January 2, 2015

A Brief Biographical Sketch of Lewis Stuckley (c.1621–1687)

Since there isn't any biographical information about Lewis Stuckley available on the Internet, I thought I would fill that gap with information by Beeke and Pederson: 
Born about 1621, Lewis Stuckley was a descendent of an honorable family in Devonshire. The family estate was quite large; thirteen manors could be seen from its gatehouse. One of Stuckley's ancenstors, Lewis Stuckley of Afferton, was standard-bearer to Queen Elizabeth. Sir Thomas Stuckley, the English adventurer, was his brother.

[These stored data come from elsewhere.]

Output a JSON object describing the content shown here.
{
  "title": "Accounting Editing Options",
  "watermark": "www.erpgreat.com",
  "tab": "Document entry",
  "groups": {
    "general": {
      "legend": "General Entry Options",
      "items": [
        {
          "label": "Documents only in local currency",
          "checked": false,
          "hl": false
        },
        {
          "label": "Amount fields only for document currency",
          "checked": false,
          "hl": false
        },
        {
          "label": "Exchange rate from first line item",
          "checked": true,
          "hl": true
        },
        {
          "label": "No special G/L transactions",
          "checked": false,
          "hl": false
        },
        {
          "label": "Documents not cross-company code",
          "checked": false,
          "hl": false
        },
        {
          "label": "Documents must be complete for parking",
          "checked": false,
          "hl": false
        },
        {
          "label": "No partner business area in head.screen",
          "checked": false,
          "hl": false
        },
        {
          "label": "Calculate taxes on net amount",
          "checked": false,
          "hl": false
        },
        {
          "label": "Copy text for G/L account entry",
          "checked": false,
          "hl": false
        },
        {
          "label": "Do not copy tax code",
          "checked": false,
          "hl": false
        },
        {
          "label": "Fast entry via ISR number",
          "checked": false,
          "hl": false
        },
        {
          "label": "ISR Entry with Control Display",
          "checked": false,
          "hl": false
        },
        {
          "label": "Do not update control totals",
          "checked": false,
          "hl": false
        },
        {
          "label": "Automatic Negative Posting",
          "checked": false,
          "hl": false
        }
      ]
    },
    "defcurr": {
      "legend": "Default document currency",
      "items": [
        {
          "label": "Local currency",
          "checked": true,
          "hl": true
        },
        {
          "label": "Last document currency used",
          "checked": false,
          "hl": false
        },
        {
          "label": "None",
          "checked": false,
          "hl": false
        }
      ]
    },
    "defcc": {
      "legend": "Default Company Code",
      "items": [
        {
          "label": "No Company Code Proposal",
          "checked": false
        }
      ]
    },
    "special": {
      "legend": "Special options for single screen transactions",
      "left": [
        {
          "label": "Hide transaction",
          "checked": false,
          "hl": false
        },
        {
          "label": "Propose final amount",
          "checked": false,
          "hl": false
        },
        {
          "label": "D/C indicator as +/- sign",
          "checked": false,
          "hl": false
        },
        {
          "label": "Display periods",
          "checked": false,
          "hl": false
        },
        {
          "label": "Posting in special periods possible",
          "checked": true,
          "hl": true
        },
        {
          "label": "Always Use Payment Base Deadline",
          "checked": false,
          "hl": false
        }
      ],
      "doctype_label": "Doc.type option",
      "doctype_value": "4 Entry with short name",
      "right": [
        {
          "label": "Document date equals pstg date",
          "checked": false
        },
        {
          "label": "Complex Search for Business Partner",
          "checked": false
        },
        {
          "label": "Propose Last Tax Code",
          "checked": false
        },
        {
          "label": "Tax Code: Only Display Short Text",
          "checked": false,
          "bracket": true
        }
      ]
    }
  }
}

In 1646, the standing committee of Devon appointed Stuckley to the rectory of Newton Ferrers, near Plymouth. It is uncertain whether he accepted it, for soon afterward he was appointed to the living of Great Torrington. From Great Torrington, Stuckley moved to Exeter, where he first preached in the cathedral, then formed his own Congregational church in 1650.

In 1658, Thomas Mall, Stuckley's assistant in Exeter, anonymously published A True Account Of What was done by a Church of Christ in Exon (whereof Mr. Lewis Stuckley is Pastor) the eighth day of March, 1657, when two members thereof were Excommunicated. In response, Toby Alleine, the brother of Joseph Alleine and husband of one of the excommunicated members, wrote Truths  Manifest (1658). Stuckley responded with Manifest Truth (1658), after which Alleine reprinted his former treatise with added notations as Truth Manifest Revived (1659). Susanna Parr, the other woman who was excommunicated, printed her own defense in Susanna's Apology against the Elders (1659).

Stuckely was forced to quit his work at the cathedral after the Restoration of Charles Stuart. He was silenced with the rest of his nonconforming brothers on Saint Bartholomew's Day, 1662. Had Stuckley conformed, he could have had an illustrious state career, since he was a kinsman of George Monk, duke of Albemarle, and an influential supporter of the king. But Stuckley refused the preferment and chose instead to busy himself with preaching in private.

Stuckley married Susanna Dennis in 1672; they had five children. Some years later, the Stuckleys moved to Bideford. Stuckley became very ill in the summer of 1687 and died on July 21.
Joel R. Beeke and Randall J. Pederson, Meet the Puritans: With a Guide to Modern Reprints (Grand Rapids, MI: Reformation Heritage Books, 2006), 565–566.